Looking back at the past decade, two of the biggest changes Logan has seen are in the growing market of food delivery services and in the character of the neighborhood. The restaurant has always had a healthy portion of its business to-go, but since companies like Caviar and Postmates have come on the scene, he estimates the percentage of food that is picked up to go or for delivery has gone up from roughly 25 to 40 percent of their business. He noted there are times the restaurant may not look full, but the kitchen will be hard at work filling orders.
As for the neighborhood, "The amount of talented, creative foodies that are going for their dreams seems to be exponentially increasing." He remembers meeting the owners from Nopa before their restaurant opened a year after Green Chile Kitchen. "I thought, 'Cool, they're going to make another restaurant on Divisadero.' I had no idea it was going to be this gigantic incredible game-change for the entire neighborhood. We were here at the beginning of that wave of change."
Green Chile Apple Pie
- 4-6 Granny-Smith apples
- Lemon juice
- Brown sugar
- White sugar
- Roasted hatch chiles
- Walnut streusel
- Pie shell laced with cheddar cheese
- Preheat the oven to 375°F.
- Peel and thinly slice your Granny Smith apples and mix them with the lemon juice.
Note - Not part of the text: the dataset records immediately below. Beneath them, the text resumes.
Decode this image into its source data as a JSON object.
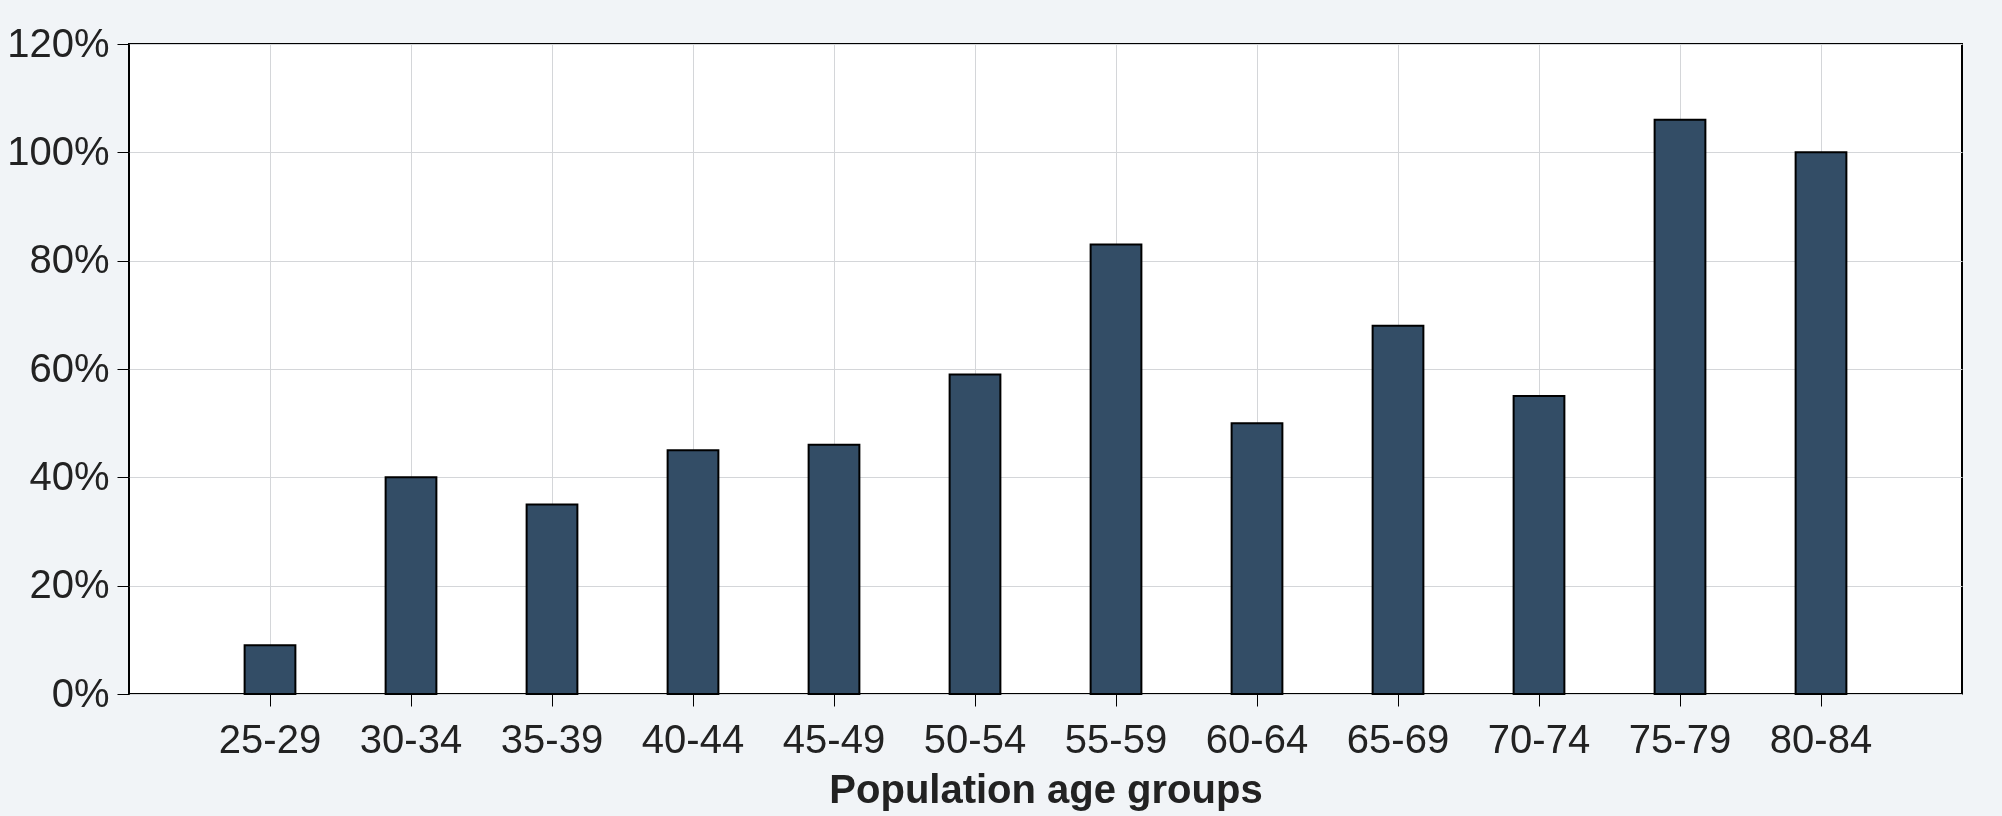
{
  "chart_data": {
    "type": "bar",
    "xlabel": "Population age groups",
    "categories": [
      "25-29",
      "30-34",
      "35-39",
      "40-44",
      "45-49",
      "50-54",
      "55-59",
      "60-64",
      "65-69",
      "70-74",
      "75-79",
      "80-84"
    ],
    "values": [
      9,
      40,
      35,
      45,
      46,
      59,
      83,
      50,
      68,
      55,
      106,
      100
    ],
    "color": "#334d66",
    "ylim": [
      0,
      120
    ],
    "yticks": [
      {
        "value": 0,
        "label": "0%"
      },
      {
        "value": 20,
        "label": "20%"
      },
      {
        "value": 40,
        "label": "40%"
      },
      {
        "value": 60,
        "label": "60%"
      },
      {
        "value": 80,
        "label": "80%"
      },
      {
        "value": 100,
        "label": "100%"
      },
      {
        "value": 120,
        "label": "120%"
      }
    ],
    "grid": true
  }
}
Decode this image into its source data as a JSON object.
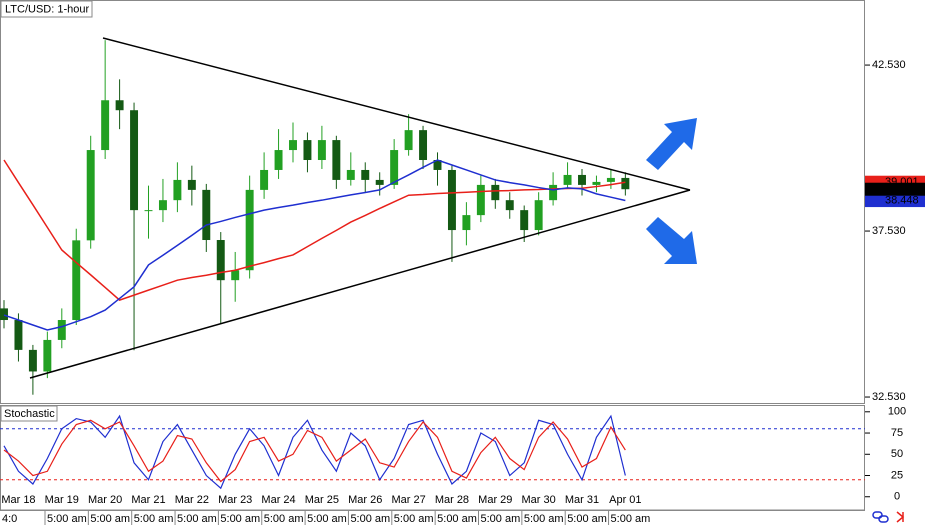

- Add the brown sugar, white sugar, salt, spices, cornstarch, and roasted hatch chiles, and mix. Allow the ingredients to sit for 10 minutes for the flavors to mix and the juices to come out.
- Fill the pie shell with the mixture and pour the remaining juices over the apples.
- Top the pie with walnut streusel.
- Bake at 375°F for 10 minutes. Then rotate the pie, lower the temperature to 320°F, and continue baking for 30 minutes.